Can Processing Cause Diabetes?
Food is any material consumed to supply nutrition to an organism. The word ‘food’ actually refers to the products derived from plants that are consumed to promote life. Food is generally of animal, plant or fungus origin, and often contains vital nutrients, including proteins, carbohydrates, vitamins, minerals or trace elements. In recent years, people have turned to food as a way to avoid the rising amounts of fat, sugar, salt and other additives that increasingly make up daily meals. In this world of high-calorie, high-fat foods, many people have turned away from the traditional food sources – at least for the moment – and towards organic, free-range, more natural food.

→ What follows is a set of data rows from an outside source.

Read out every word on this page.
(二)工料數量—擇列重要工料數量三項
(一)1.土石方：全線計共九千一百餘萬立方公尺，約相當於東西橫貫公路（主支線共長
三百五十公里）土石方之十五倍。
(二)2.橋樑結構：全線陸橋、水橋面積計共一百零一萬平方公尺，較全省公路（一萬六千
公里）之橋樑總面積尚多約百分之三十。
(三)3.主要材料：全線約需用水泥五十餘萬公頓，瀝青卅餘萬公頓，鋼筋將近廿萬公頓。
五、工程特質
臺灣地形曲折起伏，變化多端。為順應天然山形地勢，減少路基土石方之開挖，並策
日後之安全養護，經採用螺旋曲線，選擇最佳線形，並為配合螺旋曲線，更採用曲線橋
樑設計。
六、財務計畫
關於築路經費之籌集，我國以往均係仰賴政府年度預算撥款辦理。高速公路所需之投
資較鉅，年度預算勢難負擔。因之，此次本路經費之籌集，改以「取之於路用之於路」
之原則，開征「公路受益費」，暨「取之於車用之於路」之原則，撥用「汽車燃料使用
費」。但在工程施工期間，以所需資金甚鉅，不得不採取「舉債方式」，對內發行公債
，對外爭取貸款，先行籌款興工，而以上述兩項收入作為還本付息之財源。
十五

Today’s ‘organic’ foods offer much more variety than in years gone by. They’re grown without the harmful chemicals and pesticides that were used so heavily in the past, and without the depleted soil nutrients that are so common in today’s ‘farming’ of food crops. While they cost more for the buyer, they offer greater nutritional value, especially for people who are trying to boost their immune systems and reduce their dependence on synthetic chemicals. Some varieties of organic produce have been grown with sprays of toxins as part of a study to test the impact of exposure to toxins on the immune system – and, in some cases, the effects were shown to be quite drastic.
A person needs a varied amount of food depending on his or her activity level and physical condition. Those with a high energy consumption need more food and energy-containing drinks, while those who burn through their energy quicker find that they need less food and beverages with fewer calories. Different types of food provide different amounts of nutrient value. For example, leafy greens, beans, whole grains and lentils all contain important nutrients that are important to a balanced diet and a strong immune system.
Oily foods like tuna, nuts and avocados are loaded with good fats and acids that help protect the body against the harmful effects of free radicals. In addition to this, these foods help reduce LDL cholesterol (bad) and promote heart health, although it is not clear how much dieting depends on these nutrients. Many studies show that consuming real foods may reduce the risk of heart disease. The research is particularly encouraging because of the role that fat plays in preventing heart disease.
Fibre is also an important ingredient in many plant-based diets, particularly the type of diet recommended for those at risk of heart disease, since it helps prevent cardiovascular disease. It is thought that fibre makes food taste better, since the digestive system slows down when food passes slowly through the small, intestine-like tubes called villi in order to process it into nutrients. However, fibre may also have other health benefits, including reducing the risk of colon cancer, gallstones and stroke. Researchers have also found that fibre may help prevent the development of diseases related to the immune system such as allergies and asthma. Some researchers believe that increasing the amount of soluble fibre in the diet could help prevent cardiovascular disease.
All of these nutrients can be found in whole foods, although many people prefer their diet to be 80% natural food. The problem for those who prefer a diet rich in processed food is that they often do not get enough of the antioxidants found in real food to lower their blood pressure and cholesterol. One study showed that a group given a high-fiber diet had a lower incidence of type 2 diabetes. Another study showed that those who ate a lot of nuts and seeds, but not a lot of processed food, were less likely to develop type 2 diabetes.